Quattro anni di attività e oltre 250 concerti, aprendo o condividendo i concerti di un elenco di nomi che va da Rita Pavone agli Eiffel 65, da Peppino Di Capri ai Tre Allegri Ragazzi Morti: una robusta gavetta che porta il trio marchigiano dei Capabrò (il nome deriva dalle iniziali dei rispettivi cognomi) alla meta dell’esordio sulla lunga distanza.
Siamo nel nobile filone di ‘quelli che non si prendono troppo sul serio’, preferendo farsi due risate di fronte ai paradossi della vita e della società, piuttosto che intristirsi guardandosi le scarpe.

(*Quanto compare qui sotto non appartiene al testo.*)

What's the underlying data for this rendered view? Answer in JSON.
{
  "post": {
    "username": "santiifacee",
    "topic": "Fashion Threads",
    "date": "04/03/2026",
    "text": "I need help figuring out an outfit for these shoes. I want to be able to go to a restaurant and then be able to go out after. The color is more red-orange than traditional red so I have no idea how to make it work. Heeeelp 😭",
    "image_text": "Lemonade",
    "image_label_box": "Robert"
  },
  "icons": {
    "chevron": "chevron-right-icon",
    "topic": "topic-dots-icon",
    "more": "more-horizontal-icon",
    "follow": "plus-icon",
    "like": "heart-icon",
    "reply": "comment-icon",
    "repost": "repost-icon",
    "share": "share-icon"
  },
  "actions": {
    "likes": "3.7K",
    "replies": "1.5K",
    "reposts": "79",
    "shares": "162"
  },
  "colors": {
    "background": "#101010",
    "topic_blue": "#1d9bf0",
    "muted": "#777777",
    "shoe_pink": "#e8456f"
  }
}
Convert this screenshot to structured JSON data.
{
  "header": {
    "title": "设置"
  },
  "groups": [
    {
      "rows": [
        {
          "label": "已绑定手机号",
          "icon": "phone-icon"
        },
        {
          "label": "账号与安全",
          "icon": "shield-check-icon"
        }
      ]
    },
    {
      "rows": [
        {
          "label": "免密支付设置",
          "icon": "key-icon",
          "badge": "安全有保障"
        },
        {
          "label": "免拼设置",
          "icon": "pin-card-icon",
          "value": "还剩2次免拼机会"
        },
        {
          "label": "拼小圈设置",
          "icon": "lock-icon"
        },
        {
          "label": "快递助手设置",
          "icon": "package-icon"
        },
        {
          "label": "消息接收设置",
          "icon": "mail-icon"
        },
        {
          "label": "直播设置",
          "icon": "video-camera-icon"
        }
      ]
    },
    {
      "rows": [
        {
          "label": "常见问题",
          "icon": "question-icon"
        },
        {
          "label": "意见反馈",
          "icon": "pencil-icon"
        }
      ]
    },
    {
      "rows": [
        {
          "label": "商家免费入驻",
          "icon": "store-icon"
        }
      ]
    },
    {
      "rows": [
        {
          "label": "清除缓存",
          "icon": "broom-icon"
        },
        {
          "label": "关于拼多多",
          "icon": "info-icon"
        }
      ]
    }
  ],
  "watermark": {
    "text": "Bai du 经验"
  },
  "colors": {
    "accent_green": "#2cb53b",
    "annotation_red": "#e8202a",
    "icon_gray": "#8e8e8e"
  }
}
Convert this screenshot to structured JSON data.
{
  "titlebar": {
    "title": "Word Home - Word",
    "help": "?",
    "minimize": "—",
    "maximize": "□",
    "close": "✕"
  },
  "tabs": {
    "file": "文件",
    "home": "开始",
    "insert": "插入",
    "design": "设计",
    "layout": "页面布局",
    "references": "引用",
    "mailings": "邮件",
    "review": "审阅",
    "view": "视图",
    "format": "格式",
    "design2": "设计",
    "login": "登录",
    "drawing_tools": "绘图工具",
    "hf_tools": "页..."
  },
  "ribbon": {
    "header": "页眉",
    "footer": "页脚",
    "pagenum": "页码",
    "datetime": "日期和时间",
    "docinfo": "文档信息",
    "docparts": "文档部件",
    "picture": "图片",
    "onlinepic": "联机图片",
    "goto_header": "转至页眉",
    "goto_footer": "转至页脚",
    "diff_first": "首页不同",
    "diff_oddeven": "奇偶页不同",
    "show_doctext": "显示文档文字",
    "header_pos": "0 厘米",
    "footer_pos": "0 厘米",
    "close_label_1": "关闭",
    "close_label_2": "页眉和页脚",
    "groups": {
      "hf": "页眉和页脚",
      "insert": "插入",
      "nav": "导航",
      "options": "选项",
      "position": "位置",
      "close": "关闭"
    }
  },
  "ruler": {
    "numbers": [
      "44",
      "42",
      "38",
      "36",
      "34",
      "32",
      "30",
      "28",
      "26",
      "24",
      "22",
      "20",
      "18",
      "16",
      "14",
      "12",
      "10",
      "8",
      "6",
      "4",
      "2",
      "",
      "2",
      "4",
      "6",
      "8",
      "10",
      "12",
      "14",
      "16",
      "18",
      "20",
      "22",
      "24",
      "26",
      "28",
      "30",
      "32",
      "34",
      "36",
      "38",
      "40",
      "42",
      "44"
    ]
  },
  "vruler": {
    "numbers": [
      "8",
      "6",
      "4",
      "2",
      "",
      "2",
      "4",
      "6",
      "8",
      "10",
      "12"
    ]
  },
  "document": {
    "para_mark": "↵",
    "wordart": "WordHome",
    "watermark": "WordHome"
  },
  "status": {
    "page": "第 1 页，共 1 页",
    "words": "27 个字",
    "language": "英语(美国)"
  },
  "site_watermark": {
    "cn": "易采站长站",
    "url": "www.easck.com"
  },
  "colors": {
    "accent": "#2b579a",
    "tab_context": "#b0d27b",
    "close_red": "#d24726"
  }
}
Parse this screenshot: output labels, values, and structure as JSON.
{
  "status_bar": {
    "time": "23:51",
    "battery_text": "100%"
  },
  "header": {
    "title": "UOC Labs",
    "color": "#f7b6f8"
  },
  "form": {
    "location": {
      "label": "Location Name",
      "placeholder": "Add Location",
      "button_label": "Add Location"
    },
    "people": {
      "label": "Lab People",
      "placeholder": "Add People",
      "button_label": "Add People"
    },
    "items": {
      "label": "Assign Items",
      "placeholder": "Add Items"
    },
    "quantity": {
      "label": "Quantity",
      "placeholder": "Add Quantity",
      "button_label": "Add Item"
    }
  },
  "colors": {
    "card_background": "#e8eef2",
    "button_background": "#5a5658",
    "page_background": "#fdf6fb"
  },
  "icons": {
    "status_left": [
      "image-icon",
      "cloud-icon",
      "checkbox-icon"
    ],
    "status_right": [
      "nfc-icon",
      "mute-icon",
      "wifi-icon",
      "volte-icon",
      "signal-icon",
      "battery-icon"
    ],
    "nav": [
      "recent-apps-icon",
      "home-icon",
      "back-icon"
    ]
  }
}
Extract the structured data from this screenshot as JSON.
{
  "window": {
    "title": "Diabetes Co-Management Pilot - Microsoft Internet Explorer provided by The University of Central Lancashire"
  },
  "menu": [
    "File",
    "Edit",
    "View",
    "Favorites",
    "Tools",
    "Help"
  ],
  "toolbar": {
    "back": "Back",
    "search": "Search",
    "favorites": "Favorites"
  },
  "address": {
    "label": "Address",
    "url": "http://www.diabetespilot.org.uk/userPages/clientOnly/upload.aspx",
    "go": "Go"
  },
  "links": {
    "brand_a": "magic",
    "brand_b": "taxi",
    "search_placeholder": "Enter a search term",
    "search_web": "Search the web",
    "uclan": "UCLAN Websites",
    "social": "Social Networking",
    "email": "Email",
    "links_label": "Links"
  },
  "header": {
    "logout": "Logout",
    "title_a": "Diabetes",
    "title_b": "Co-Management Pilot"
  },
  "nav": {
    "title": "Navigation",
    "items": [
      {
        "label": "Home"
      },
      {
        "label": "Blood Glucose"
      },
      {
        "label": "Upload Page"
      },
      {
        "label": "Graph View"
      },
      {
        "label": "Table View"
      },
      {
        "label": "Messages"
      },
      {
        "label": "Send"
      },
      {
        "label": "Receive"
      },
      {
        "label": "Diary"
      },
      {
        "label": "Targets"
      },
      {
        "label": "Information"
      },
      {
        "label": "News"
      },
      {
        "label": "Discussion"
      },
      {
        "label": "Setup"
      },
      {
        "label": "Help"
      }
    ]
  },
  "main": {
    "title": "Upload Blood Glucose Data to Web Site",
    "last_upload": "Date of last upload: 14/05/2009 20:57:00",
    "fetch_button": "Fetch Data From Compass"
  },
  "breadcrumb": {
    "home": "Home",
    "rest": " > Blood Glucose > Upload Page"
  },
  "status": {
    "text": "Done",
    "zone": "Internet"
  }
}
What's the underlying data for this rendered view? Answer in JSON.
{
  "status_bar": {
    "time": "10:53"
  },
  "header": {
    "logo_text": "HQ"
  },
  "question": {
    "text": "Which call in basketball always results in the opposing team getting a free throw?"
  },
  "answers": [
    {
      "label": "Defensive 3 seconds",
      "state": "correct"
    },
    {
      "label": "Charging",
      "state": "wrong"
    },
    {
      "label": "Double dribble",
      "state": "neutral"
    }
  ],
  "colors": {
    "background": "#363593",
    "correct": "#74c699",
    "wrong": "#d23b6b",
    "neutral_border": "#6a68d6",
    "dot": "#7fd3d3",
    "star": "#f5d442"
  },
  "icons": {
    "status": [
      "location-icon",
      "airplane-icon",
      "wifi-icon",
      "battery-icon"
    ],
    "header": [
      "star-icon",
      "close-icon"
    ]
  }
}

Otto pezzi (nove, contando un breve intermezzo) che tengono sempre alto il ritmo, tra marcette irridenti, walzer alticci, suggestioni sudamericane, che evocano la ‘scuola milanese’ di Cochi, Renato e Jannacci da un lato e il Rino Gaetano più sarcastico dall’altro.
L’automobile come oggetto di autoerotismo (strizzando l’occhio a Ballard); la ‘rivoluzione’ ai tempi dei ‘social’, immaginata al riparo di un touch screen; il sorriso – o il ballo – come antidoti metaforici e non al grigiore della vita quotidiana; l’amore ‘intergenerazionale’ (pure troppo…); cani ‘difettosi’, libertà presunte e un pezzo finale che parla d’amore con un ghigno sardonico nei confronti del ‘canone’ della canzone italiana.
I Capabrò ci offrono una mezz’ora di sano divertimento, ideale per cominciare la giornata.